What’s happened? The Social Justice Warriors forgot that most Americans just don’t like mean people. And in one two-week span of American life, millions of SJWs helpfully and unmistakably labeled themselves with their rainbow profile pictures, then proceeded to act like hectoring, condescending, arrogant scolds — loudly and publicly — day after day. They were mean. They mocked Christians, celebrated the plight of a Christian baker’s family as it faced financial ruin for refusing to facilitate a gay wedding, and kept pointing at the Supreme Court and White House as if they represented some sort of cosmic scoreboard — as if the only conservative response was to take their ball, slink away, and go home.
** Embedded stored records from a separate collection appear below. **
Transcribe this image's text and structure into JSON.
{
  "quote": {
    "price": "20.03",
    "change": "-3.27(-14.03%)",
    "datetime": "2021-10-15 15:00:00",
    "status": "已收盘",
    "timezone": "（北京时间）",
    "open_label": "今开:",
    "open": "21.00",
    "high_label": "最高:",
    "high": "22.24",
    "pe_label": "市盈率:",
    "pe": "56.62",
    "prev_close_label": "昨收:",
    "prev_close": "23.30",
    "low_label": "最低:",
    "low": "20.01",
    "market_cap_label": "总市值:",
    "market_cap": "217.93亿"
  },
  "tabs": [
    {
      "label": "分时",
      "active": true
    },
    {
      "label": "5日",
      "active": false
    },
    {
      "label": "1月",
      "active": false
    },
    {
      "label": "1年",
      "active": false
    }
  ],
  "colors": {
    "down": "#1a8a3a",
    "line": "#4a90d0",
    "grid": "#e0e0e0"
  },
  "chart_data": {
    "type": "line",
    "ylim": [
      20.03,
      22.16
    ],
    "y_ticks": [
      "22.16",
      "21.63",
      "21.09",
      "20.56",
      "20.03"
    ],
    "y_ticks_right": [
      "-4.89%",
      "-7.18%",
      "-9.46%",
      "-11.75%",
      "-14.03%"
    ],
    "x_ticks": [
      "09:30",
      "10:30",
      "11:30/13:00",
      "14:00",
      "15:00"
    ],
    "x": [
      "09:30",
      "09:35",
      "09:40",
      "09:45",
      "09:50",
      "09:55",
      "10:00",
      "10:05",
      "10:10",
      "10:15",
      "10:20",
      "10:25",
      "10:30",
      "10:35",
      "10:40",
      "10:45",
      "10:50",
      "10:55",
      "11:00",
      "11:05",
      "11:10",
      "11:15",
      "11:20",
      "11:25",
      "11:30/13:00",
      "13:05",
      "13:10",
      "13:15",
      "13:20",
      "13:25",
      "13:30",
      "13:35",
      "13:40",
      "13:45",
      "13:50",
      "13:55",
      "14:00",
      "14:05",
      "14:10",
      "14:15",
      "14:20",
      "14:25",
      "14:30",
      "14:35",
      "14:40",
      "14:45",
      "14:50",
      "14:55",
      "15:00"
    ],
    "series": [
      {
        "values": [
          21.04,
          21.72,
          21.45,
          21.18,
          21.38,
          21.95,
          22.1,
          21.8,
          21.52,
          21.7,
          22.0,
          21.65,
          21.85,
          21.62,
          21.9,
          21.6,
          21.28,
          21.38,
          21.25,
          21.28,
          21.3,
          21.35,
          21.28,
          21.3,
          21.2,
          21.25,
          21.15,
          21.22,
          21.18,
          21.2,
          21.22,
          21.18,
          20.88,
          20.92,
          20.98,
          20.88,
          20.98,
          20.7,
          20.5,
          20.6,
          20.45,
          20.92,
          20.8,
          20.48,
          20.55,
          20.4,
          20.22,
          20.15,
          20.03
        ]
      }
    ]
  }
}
While I always admire David’s no-nonsense approach to such subjects, there’s a bit more nuance to this story. I don’t think Americans tend to flatly reject a bit of tough talk and aggressive fighting for a cause which someone believes in. We’ve seen examples of that dating from Teddy Roosevelt to Donald Trump. And if the cause is judged to have some merit, most of us are willing to tolerate a reasonable amount of end zone dancing when a victory is achieved.
But what French seems to be getting at – and it’s a point I completely agree on – is that when a group which claims to be bullied or oppressed realizes a victory, Americans traditionally are not going to get behind the idea of that same group turning around and using that as an excuse to bully or oppress someone else. There’s wide approval of the gay rights movement winning the marriage argument at the Supreme Court. But when they turn around and use that victory as a cudgel to beat down Christian bakers, photographers and others, you see their fans heading for the exits quickly, and the recent polls David highlights are probably the first, growing proof of that trend.
The same goes for other areas of social debate. You can no doubt find many sympathetic ears when you talk about minorities facing perceived abuse at the hands of rogue police officers. But when you finish making that point and follow it up by having some of your members marching in the streets calling for dead cops, you become the enemy instead of the hero. And no matter how much you may find yourself supporting abortion when it’s framed as a medical choice for individual mothers, the ghoulish images of Planned Parenthood directors talking about “less crunchy” ways of chopping up unborn babies for organ recovery is still going to be turning a lot of stomachs.
No matter the topic in our various social conversations in America, you can always go too far. (This applies to conservative causes as well, so let this be a lesson to all.) Nobody likes mean people unless they’re in the movies or on television, and even then they need some sliver of redeeming value. When you turn a political victory into an excuse for the oppressed to become the oppressor, you’re going to wind up losing in the end.